Nos nouveaux cahiers restent transversaux, mais autour d'un champ d'investigation, parce que les phares sont quand même bien pratiques la nuit. "Une chasse au trésor" reste par contre totalement ouverte. D'une impulsion de départ, ici les larmes photographiées au microscope par Rose-Lynn Fisher, nous passons à d'autres choses qu'elles nous évoquent. Le coq-à-l'âne, parfois, il faut savoir le défendre. Comme disait Freud (peut-être), il en dit long. Et la nuit, comme nos rêves le savent, est son ambassade dans le monde. 

 

Voici le monde trans-moderne et totalement quotidien d'aujourd'hui, parfaitement saisi en 2014 dans cette vidéo de la chanteuse M.I.A. Ce monde si jeune (rappel : seule l'Europe et les électeurs sont vieux) connaît Big Brother et les théories du complot, les imprimantes 3-D et les dernières applications, en sait confusément mille fois plus que ses parents à son âge, avale et recrache  jour et nuit des informations,  joue au terroriste|clown avec des mitraillettes en plastique, fait des ronds de fumée en tirant sur le chicha, est si mêlé racialement qu'il ne calcule même pas ceux qui lui parlent de souches et d'histoire nationale, des histoires il en connait autant qu'il a d'amis, consommateur et recycleur de modes, ironique sur lui-même et sur tout, reste entre soi le plus souvent, la mobilité sociale étant réservée à ceux qui en ont les moyens, danse le temps qui passe, le temps qui s'annonce dur. Il nous paraît impossible d'être un magazine culturel en 2014 sans prendre en compte la réalité de ce monde-là, qui est parfaitement ignoré et incompris de /

  1. Ceux qui ont généralement la parole
  2. Ceux qui pensent que cette vidéo est bobo, branchée, tout ce qu'on veut, parce qu'elle ne ressemble pas à l'idée qu'ils ont mis trente ans à se faire de la banlieue et des jeunes, et que ça les ennuie de voir que quand ils ont enfin compris NTM, "La Haine" et "Touche pas à mon pote", ça ne sert absolument à rien. Plus personne ne pense à ça. C'est comme une vieille gare abandonnée.
  3. Ceux qui ont un mal fou à se mettre dans la tête qu'une génération se renouvelle entièrement en quinze ans dans la jeunesse, pas en trente ou quarante. Et que de toute façon on est dans un timelapse. A la vitesse de la fibre. 
  4. Ceux qui n'ont pas compris que la banlieue est simplement l'état normal du monde à l'époque des mégapoles. Ce qui est bizarre, c'est de ne pas y habiter. Le centre du pouvoir est un désert. La périphérie est multitudes. Et dans le coton du pouvoir, ses bruits n'arrivent que quand ils deviennent cris. Ce que ne savent pas les gens qui ont du pouvoir, c'est que s'ils méprisent et ignorent la banlieue, celle-ci le leur rend bien. Ils n'y existent même pas.
  5. Ceux qui ne mesurent pas qu'un jeune d'une banlieue de Sao Paulo, Mumbai de Lagos ou du Caire est plus proche d'un jeune d'une banlieue de Paris ou de Perpignan que d'eux-mêmes, s'ils vivent ou tant qu'ils se croient au centre du pouvoir.
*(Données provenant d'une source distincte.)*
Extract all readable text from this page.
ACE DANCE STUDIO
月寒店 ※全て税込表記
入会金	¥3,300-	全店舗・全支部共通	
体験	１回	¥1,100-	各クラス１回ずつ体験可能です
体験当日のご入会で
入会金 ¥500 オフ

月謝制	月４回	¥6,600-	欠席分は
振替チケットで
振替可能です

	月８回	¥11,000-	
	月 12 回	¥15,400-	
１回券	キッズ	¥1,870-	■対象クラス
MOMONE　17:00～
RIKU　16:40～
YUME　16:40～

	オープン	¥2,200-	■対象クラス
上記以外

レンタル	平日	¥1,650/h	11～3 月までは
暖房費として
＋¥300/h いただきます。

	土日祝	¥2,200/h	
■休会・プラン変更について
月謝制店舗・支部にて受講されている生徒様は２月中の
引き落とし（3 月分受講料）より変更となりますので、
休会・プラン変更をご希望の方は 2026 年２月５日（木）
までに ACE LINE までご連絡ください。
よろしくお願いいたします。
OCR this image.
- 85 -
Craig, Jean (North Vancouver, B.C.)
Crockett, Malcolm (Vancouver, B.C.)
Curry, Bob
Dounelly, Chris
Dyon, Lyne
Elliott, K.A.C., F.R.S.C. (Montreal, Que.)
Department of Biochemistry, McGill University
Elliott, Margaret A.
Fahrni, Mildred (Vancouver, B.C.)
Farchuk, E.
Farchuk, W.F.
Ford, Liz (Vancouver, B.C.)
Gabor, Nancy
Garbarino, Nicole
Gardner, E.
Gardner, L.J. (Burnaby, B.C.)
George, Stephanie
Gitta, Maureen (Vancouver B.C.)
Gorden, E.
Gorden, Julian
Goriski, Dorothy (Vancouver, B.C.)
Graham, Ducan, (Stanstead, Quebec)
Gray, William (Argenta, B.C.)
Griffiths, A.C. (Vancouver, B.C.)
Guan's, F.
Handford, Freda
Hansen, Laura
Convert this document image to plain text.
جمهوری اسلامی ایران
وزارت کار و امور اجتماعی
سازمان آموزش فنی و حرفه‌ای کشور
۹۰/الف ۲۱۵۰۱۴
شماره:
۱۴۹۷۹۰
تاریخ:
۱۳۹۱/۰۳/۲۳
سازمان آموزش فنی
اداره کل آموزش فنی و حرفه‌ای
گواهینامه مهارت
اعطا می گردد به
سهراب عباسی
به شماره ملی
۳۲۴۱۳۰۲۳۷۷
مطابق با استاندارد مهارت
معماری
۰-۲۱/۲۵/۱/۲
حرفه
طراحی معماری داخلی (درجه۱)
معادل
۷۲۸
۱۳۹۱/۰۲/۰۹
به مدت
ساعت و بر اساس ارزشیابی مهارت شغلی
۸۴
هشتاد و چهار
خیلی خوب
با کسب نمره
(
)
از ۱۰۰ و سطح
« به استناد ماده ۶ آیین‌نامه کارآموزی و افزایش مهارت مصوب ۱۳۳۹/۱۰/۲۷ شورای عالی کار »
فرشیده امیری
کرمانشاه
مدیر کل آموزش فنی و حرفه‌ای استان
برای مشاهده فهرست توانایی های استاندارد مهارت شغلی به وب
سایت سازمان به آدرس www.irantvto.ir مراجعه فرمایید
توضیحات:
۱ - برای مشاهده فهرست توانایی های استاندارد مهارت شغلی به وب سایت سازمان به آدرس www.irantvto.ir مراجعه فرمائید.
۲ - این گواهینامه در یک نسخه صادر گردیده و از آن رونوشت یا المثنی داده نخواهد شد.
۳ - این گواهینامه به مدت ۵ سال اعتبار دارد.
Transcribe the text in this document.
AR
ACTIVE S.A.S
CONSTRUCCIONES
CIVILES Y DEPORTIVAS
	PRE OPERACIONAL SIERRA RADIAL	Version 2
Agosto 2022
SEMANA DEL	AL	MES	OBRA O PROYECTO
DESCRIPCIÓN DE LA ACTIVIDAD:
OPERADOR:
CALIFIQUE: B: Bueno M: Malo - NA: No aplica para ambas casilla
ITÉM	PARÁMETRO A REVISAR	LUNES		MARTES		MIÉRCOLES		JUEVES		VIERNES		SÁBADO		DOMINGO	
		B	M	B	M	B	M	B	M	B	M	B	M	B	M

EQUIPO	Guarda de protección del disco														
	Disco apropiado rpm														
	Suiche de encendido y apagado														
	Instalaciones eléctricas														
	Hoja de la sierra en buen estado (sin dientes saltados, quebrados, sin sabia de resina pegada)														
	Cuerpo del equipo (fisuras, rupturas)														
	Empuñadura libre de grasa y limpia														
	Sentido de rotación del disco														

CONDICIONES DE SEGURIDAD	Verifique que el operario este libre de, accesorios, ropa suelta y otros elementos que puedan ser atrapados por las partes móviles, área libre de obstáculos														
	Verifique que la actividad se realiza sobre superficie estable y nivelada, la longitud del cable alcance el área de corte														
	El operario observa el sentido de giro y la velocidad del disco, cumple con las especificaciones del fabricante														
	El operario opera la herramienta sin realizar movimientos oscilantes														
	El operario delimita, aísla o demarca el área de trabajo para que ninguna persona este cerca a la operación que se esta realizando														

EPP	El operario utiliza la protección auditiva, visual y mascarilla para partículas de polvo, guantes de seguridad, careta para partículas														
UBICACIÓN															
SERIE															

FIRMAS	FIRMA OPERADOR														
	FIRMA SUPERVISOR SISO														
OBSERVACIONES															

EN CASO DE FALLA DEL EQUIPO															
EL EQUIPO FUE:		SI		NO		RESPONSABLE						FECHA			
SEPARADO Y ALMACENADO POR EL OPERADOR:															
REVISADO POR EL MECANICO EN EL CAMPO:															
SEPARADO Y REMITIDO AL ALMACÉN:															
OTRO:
La Nuit a choisi de laisser ce nouveau monde la traverser. S'exprimer en elle. Nous ne sommes pas une "gated community", ces résidences avec grilles et gardiens qui sont l'autre face de l'urbanisation du monde, en permettant à ceux qui en ont les moyens d'écarter les problèmes. Ce qui nous laisse avec des contradictions. N'étant tout à fait ni de ce monde ni de l'autre. Nous vivons avec. Nous sommes contradiction. Nous ne sommes pas les seuls. C'est notre sort commun. Il est impossible de ne pas éprouver des élans contradictoires dans le monde trans-moderne. C'est même sa marque de fabrique; là où il se distingue de ses prédécesseurs; par là qu'il échappe complètement à ceux qui rêvent de rétablir les choses. Et au moins, cela, nous, nous le savons.